When the association didn’t want Viktoria, the mother’s once biggest competitor, of all people, helped. “I was taken in by Claudia Pechstein and her team,” says Victoria. With five Olympic victories, Pechstein (50) is Germany’s most successful speed skater at the Winter Games. “I’ve been training with their team all summer. That was really nice, I took a lot with me. I was always allowed to go to the courses. I also had the incentive to show the association: ‘You made a mistake there.’ I succeeded.”

Finally, in 2017, her mother became her trainer for three years. Quite simply because Niemann-Stirnemann worked as a youth trainer. “I enjoy working with children and it was nice to have my daughter there,” she says. And the successes came. In 2020 they both traveled to the Winter Youth Olympic Games together, where Victoria finished fourth in the 1500 meters.

Corona brought both apart again. Victoria explains: “During that time everyone in my training group stopped and I was suddenly on my own. My mum took over another youth group.” And she herself had to look for a new coach. However, she was able to take her time with this, because the next setback came in January 2021: while stretching, she tore a tendon at the muscle attachment in her thigh. The recovery took longer than expected with a rehabilitation program of over six months. This also burst the dream of the 2022 Olympics. “I missed too much training,” says Victoria.

But she kept fighting. On the ice for her comeback and at the federal police sports school in Bad Endorf in Bavaria for her degree as a police officer. At the end of 2021 she surprised herself by qualifying for the World Cup and making her debut on the international stage. But after starts in Norway and Poland it was over, the doctors took her out again. But the motivation got an additional boost in the spring: The American and Olympic champion Peter Mueller (66) became national coach in her hometown of Erfurt. He has already formed stars Bonnie Blair (1992) and Dan Jansen (1994) into Olympic champions.

“I met him back in 2016. Peter was coaching Claudia’s team when I was there,” says Victoria and reveals: “He’s a coach who Mama always says she would have liked to train with. I feel like I’m in good hands there, I have complete trust in him.” The fact that she’s the only girl in the training group there should be an advantage. Niemann-Stirnemann used to only train with men. They set the pace for her, women couldn’t keep up anyway.

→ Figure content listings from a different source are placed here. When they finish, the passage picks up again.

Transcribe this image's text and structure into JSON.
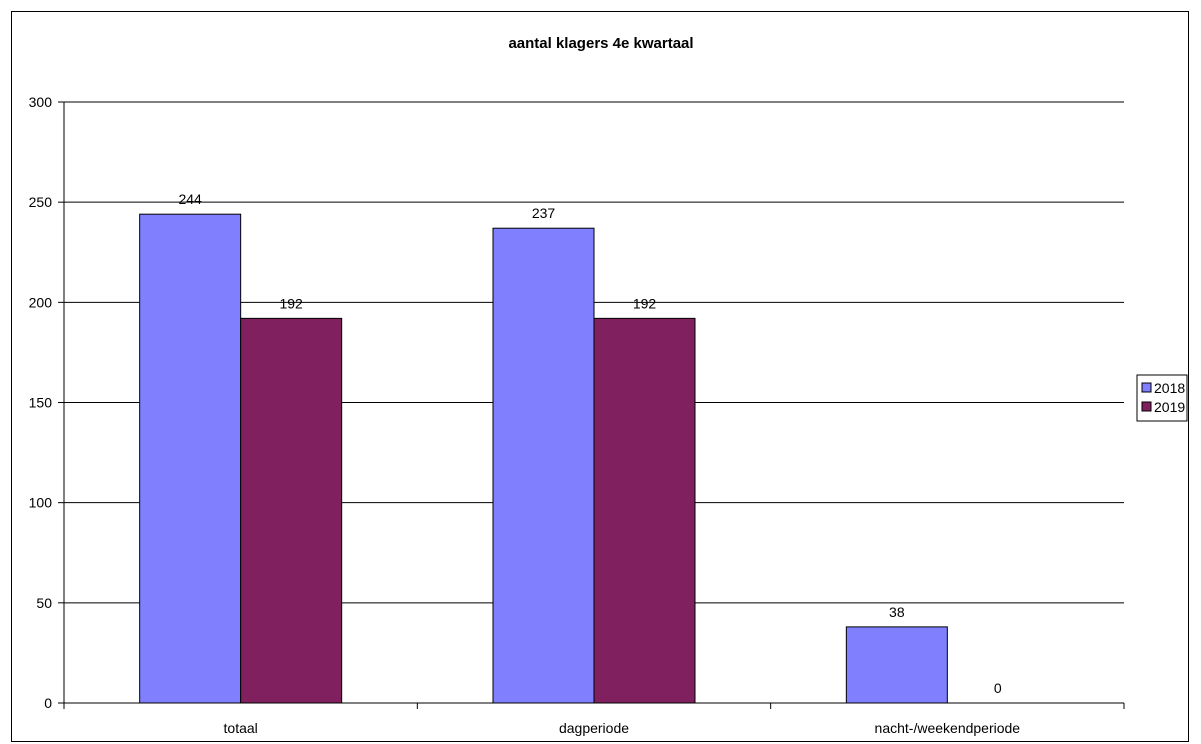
{
  "chart_data": {
    "type": "bar",
    "title": "aantal klagers 4e kwartaal",
    "xlabel": "",
    "ylabel": "",
    "categories": [
      "totaal",
      "dagperiode",
      "nacht-/weekendperiode"
    ],
    "series": [
      {
        "name": "2018",
        "values": [
          244,
          237,
          38
        ],
        "color": "#8080FF"
      },
      {
        "name": "2019",
        "values": [
          192,
          192,
          0
        ],
        "color": "#80205E"
      }
    ],
    "ylim": [
      0,
      300
    ],
    "yticks": [
      0,
      50,
      100,
      150,
      200,
      250,
      300
    ],
    "grid": true,
    "legend_position": "right",
    "data_labels": true
  }
}
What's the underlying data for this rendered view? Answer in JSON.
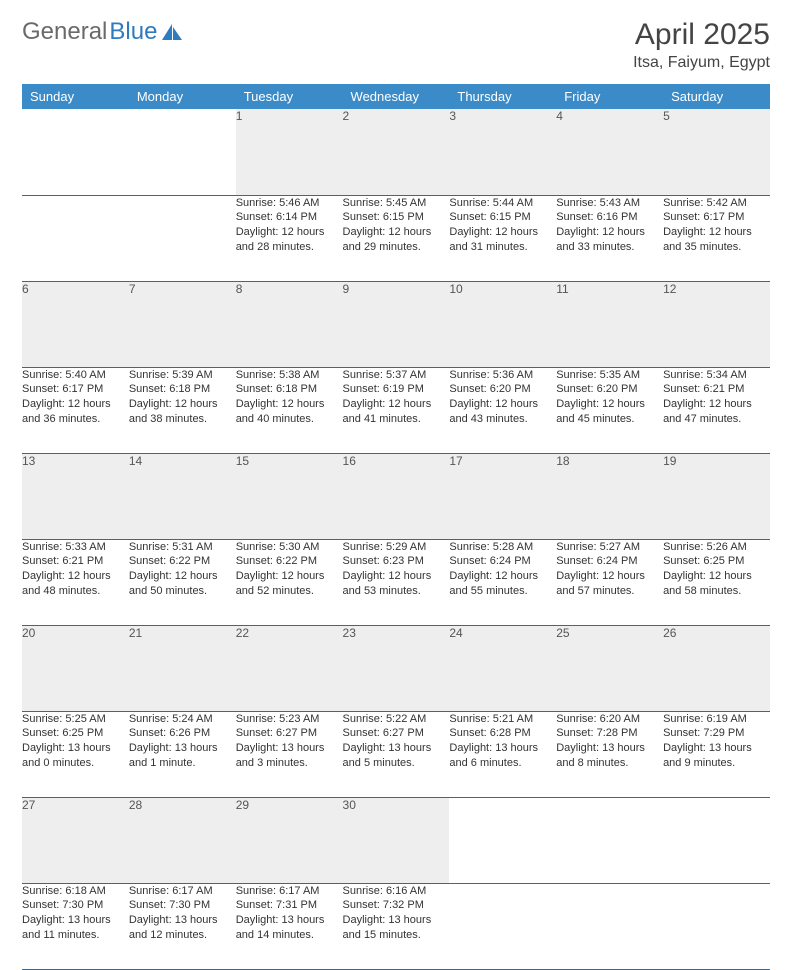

Even if Victoria should now continue to attack internationally, the pressure of her name doesn’t bother her: “My mum’s success was always the motivation for me. That didn’t put me under pressure, but rather motivated me.” Her mother remains the most important point of contact for her. “I just know I have someone at home who 100 percent empathizes with what I’m going through. And whenever things get a bit difficult, I have someone to talk to about it. My mom understands me like no other. That’s definitely an advantage. We’ve always kept sport and home separate and we’ll continue to do so.”

And she’s ready to take off. The 20-year-old has completed her training to become a police officer and can now fully concentrate on her sport. “I’m fit again, haven’t had any failures this summer, I’m in a very positive mood,” says Victoria Stirnemann, “also with regard to the 2026 Olympics.”